Die CIPN äußert sich in Taubheit, Kribbeln und Schmerzen an Händen und Füßen. Diese Symptome können die Lebensqualität stark beeinträchtigen. Da es keine medikamentöse Therapie für die CIPN gibt, wird kann dadurch auch der Verlauf und die Dosierung der Therapie beeinträchtigt werden. Tanja Engeser, München, untersuchte deshalb in einer Studie, was den Patient*innen hilft, diese Symptome zu lindern. Die Ergebnisse stellte sie auf dem DKK in einer Best-of-Abstracts-Session vor.

Forschungsfragen und Methoden

Kern der Studie war die Frage, welchen Zusammenhang es zwischen dem Grad an körperlicher Aktivität und der Ausprägung der CIPN in einer Behandlung mit Platinpräparaten oder Taxanen gibt. Weiter wurde untersucht, welchen Einfluss Geschlecht, Therapiezyklen und Alter auf diesen Zusammenhang haben und welche Handlungsempfehlungen sich daraus ergeben.
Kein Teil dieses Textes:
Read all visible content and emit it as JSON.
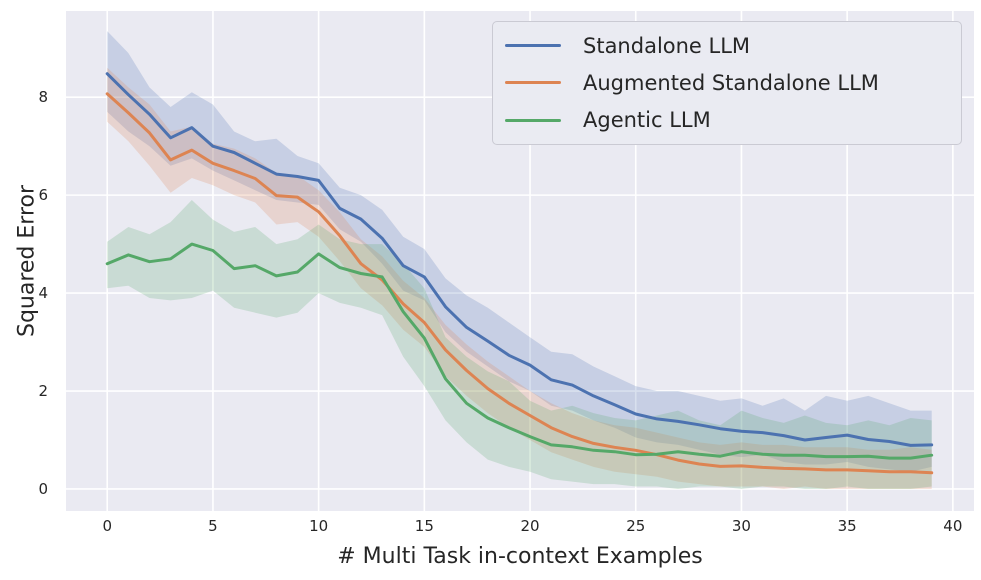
{
  "figure": {
    "background": "#ffffff",
    "axes_background": "#eaeaf2",
    "grid_color": "#ffffff",
    "text_color": "#262626",
    "legend_background": "#eaebf2",
    "legend_border": "#cacad3"
  },
  "chart_data": {
    "type": "line",
    "title": "",
    "xlabel": "# Multi Task in-context Examples",
    "ylabel": "Squared Error",
    "grid": true,
    "legend_position": "upper right",
    "xlim": [
      -1.95,
      41.0
    ],
    "ylim": [
      -0.45,
      9.76
    ],
    "xticks": [
      0,
      5,
      10,
      15,
      20,
      25,
      30,
      35,
      40
    ],
    "yticks": [
      0,
      2,
      4,
      6,
      8
    ],
    "band_alpha": 0.22,
    "x": [
      0,
      1,
      2,
      3,
      4,
      5,
      6,
      7,
      8,
      9,
      10,
      11,
      12,
      13,
      14,
      15,
      16,
      17,
      18,
      19,
      20,
      21,
      22,
      23,
      24,
      25,
      26,
      27,
      28,
      29,
      30,
      31,
      32,
      33,
      34,
      35,
      36,
      37,
      38,
      39
    ],
    "series": [
      {
        "name": "Standalone LLM",
        "color": "#4c72b0",
        "values": [
          8.48,
          8.05,
          7.65,
          7.17,
          7.38,
          7.0,
          6.87,
          6.65,
          6.43,
          6.38,
          6.3,
          5.73,
          5.51,
          5.12,
          4.56,
          4.33,
          3.72,
          3.3,
          3.02,
          2.73,
          2.53,
          2.23,
          2.12,
          1.9,
          1.72,
          1.53,
          1.43,
          1.38,
          1.31,
          1.23,
          1.18,
          1.15,
          1.09,
          1.0,
          1.05,
          1.1,
          1.01,
          0.97,
          0.89,
          0.9
        ],
        "band_hi": [
          9.35,
          8.9,
          8.2,
          7.8,
          8.1,
          7.85,
          7.3,
          7.1,
          7.15,
          6.8,
          6.65,
          6.15,
          6.0,
          5.7,
          5.15,
          4.9,
          4.3,
          3.95,
          3.7,
          3.4,
          3.1,
          2.8,
          2.75,
          2.5,
          2.3,
          2.1,
          2.0,
          2.0,
          1.9,
          1.8,
          1.85,
          1.7,
          1.85,
          1.6,
          1.9,
          1.8,
          1.9,
          1.75,
          1.6,
          1.6
        ],
        "band_lo": [
          7.7,
          7.3,
          7.0,
          6.6,
          6.75,
          6.5,
          6.3,
          6.1,
          5.9,
          5.85,
          5.8,
          5.3,
          5.05,
          4.6,
          4.05,
          3.85,
          3.2,
          2.8,
          2.5,
          2.2,
          2.0,
          1.7,
          1.6,
          1.4,
          1.25,
          1.05,
          0.95,
          0.9,
          0.8,
          0.7,
          0.65,
          0.7,
          0.55,
          0.5,
          0.5,
          0.55,
          0.45,
          0.4,
          0.35,
          0.45
        ]
      },
      {
        "name": "Augmented Standalone LLM",
        "color": "#dd8452",
        "values": [
          8.07,
          7.68,
          7.27,
          6.72,
          6.92,
          6.65,
          6.5,
          6.34,
          5.99,
          5.96,
          5.66,
          5.17,
          4.6,
          4.27,
          3.78,
          3.4,
          2.84,
          2.42,
          2.05,
          1.75,
          1.5,
          1.25,
          1.07,
          0.93,
          0.85,
          0.79,
          0.7,
          0.59,
          0.51,
          0.46,
          0.47,
          0.44,
          0.42,
          0.41,
          0.39,
          0.39,
          0.37,
          0.35,
          0.35,
          0.33
        ],
        "band_hi": [
          8.6,
          8.2,
          7.85,
          7.3,
          7.4,
          7.05,
          6.95,
          6.75,
          6.45,
          6.4,
          6.1,
          5.65,
          5.1,
          4.75,
          4.25,
          3.9,
          3.35,
          2.95,
          2.6,
          2.3,
          2.0,
          1.75,
          1.55,
          1.4,
          1.3,
          1.25,
          1.15,
          1.05,
          0.95,
          0.9,
          0.95,
          0.9,
          0.9,
          0.85,
          0.85,
          0.85,
          0.8,
          0.8,
          0.85,
          0.8
        ],
        "band_lo": [
          7.5,
          7.1,
          6.6,
          6.05,
          6.35,
          6.2,
          6.0,
          5.85,
          5.4,
          5.45,
          5.15,
          4.65,
          4.1,
          3.75,
          3.25,
          2.9,
          2.3,
          1.9,
          1.55,
          1.25,
          1.0,
          0.75,
          0.6,
          0.45,
          0.35,
          0.3,
          0.25,
          0.15,
          0.1,
          0.05,
          0.05,
          0.05,
          0.0,
          0.05,
          0.0,
          0.0,
          0.0,
          0.0,
          0.0,
          0.0
        ]
      },
      {
        "name": "Agentic LLM",
        "color": "#55a868",
        "values": [
          4.6,
          4.78,
          4.64,
          4.7,
          5.0,
          4.87,
          4.5,
          4.56,
          4.35,
          4.43,
          4.8,
          4.52,
          4.4,
          4.33,
          3.62,
          3.08,
          2.25,
          1.75,
          1.45,
          1.25,
          1.07,
          0.9,
          0.86,
          0.79,
          0.76,
          0.7,
          0.71,
          0.76,
          0.71,
          0.67,
          0.76,
          0.71,
          0.69,
          0.69,
          0.66,
          0.66,
          0.67,
          0.63,
          0.63,
          0.69
        ],
        "band_hi": [
          5.05,
          5.35,
          5.2,
          5.45,
          5.9,
          5.5,
          5.25,
          5.35,
          5.0,
          5.1,
          5.4,
          5.1,
          5.0,
          5.0,
          4.6,
          4.1,
          3.1,
          2.7,
          2.4,
          2.2,
          1.8,
          1.6,
          1.7,
          1.55,
          1.45,
          1.4,
          1.5,
          1.6,
          1.4,
          1.3,
          1.6,
          1.45,
          1.35,
          1.5,
          1.35,
          1.3,
          1.4,
          1.3,
          1.45,
          1.4
        ],
        "band_lo": [
          4.1,
          4.15,
          3.9,
          3.85,
          3.9,
          4.05,
          3.7,
          3.6,
          3.5,
          3.6,
          4.0,
          3.8,
          3.7,
          3.55,
          2.7,
          2.1,
          1.4,
          0.95,
          0.6,
          0.45,
          0.35,
          0.2,
          0.15,
          0.1,
          0.1,
          0.05,
          0.05,
          0.0,
          0.05,
          0.05,
          0.0,
          0.05,
          0.05,
          0.0,
          0.0,
          0.05,
          0.0,
          0.0,
          0.0,
          0.05
        ]
      }
    ]
  },
  "legend": {
    "items": [
      {
        "label": "Standalone LLM",
        "color": "#4c72b0"
      },
      {
        "label": "Augmented Standalone LLM",
        "color": "#dd8452"
      },
      {
        "label": "Agentic LLM",
        "color": "#55a868"
      }
    ]
  }
}
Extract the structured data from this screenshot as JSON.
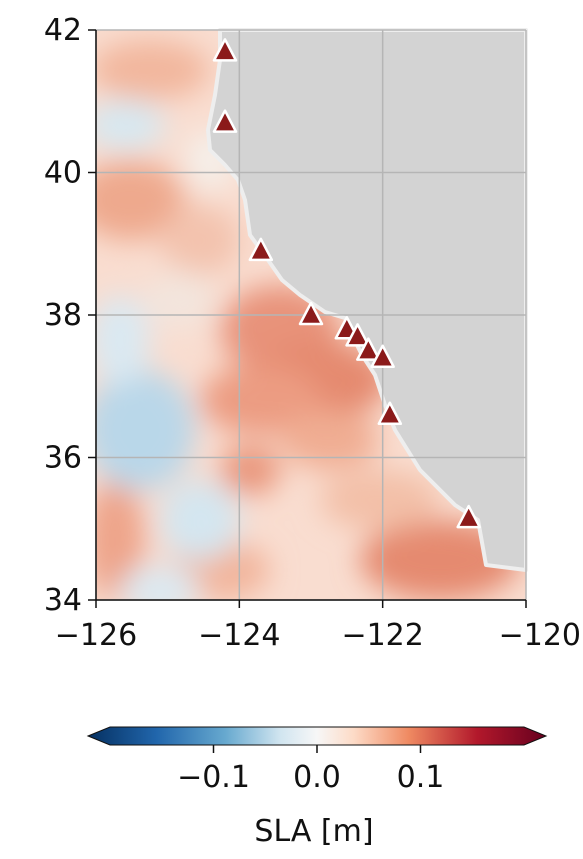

Als Methodik wurde ein Embedded Design der Mixed-Methods gewählt, mit Schwerpunkt auf den quantitativen Forschungsansatz. Es handelt sich um eine Querschnittsstudie mit korrelativem, deskriptiv-komparativem Design. Der qualitative Teil bestand aus einer Inhaltsanalyse der offenen Fragen. Befragt wurden 61 erwachsene onkologische Patient*innen eines Wiener Krankenhauses.

Ergebnisse: körperliche Aktivität hilft Symptome zu lindern

Es zeigt sich ein negativer Zusammenhang (r=-0,315) zwischen körperlicher Aktivität und CIPN-Symptomen: Je hoher die Aktivität, desto geringer die Beschwerden. Die Anzahl der Therapiezyklen verstärkt den Zusammenhang, insbesondere bei geringer und mittlerer Aktivität. Geschlecht und Alter hatten keinen signifikanten Einfluss.

Abgeleitete Empfehlungen umfassen:

  • Bewegungstherapie (Physiotherapie und Kräftigungsübungen)
  • physikalische Maßnahmen (Massage, Hochtontherapie, Wärme)
  • kreative Tätigkeiten (Häkeln, Handarbeit oder Gartenarbeit à Verletzungsgefahr sollte beachtet werden!)
  • Alltagsaktivitäten (Hausarbeit, Einkaufen, Spazierengehen)
  • Bewältigungsstrategien (Optimismus, Glaube, soziales Umfeld, Ablenkung)

DieLiteratur weist auf einen Nutzen von Bewegung und physikalischen Therapien hin, deren Umsetzung jedoch unzureichend ist. Die Ergebnisse bestätigen den protektiven Effekt körperlicher Aktivität, besonders durch Vermeidung von Inaktivität. Alter und Geschlecht spielen eine untergeordnete Rolle, während Therapiezyklen relevanter sind.

Fazit

Bewegung kann CIPN-Symptome reduzieren. Eine Beratung durch Pflegefachpersonen sollte möglichst früh angesetzt werden, und die Relevanz der körperlichen Aktivität sollte betont werden. Denn bereits moderate Aktivität zeigte positive Effekte. Ergänzend sind physikalische Therapie und soziale Unterstützung sinnvoll. Weitere Forschung ist erforderlich, um ein strukturiertes Beratungskonzept zu entwickeln und die Lebensqualität zu verbessern.

Quelle: Engeser, Tanja. „Zusammenhang von körperlicher Aktivität und Chemotherapie-induzierter peripherer Neuropathie bei erwachsenen onkologischen Patient*innen in einer Behandlung mit Platinpräparaten oder Taxanen.“ Vortrag im Rahmen der Sitzung „Best-of-Abstracts-Sitzung I: GI-Tumoren/Sport und Bewegung“ auf dem Deutschen Krebskongress.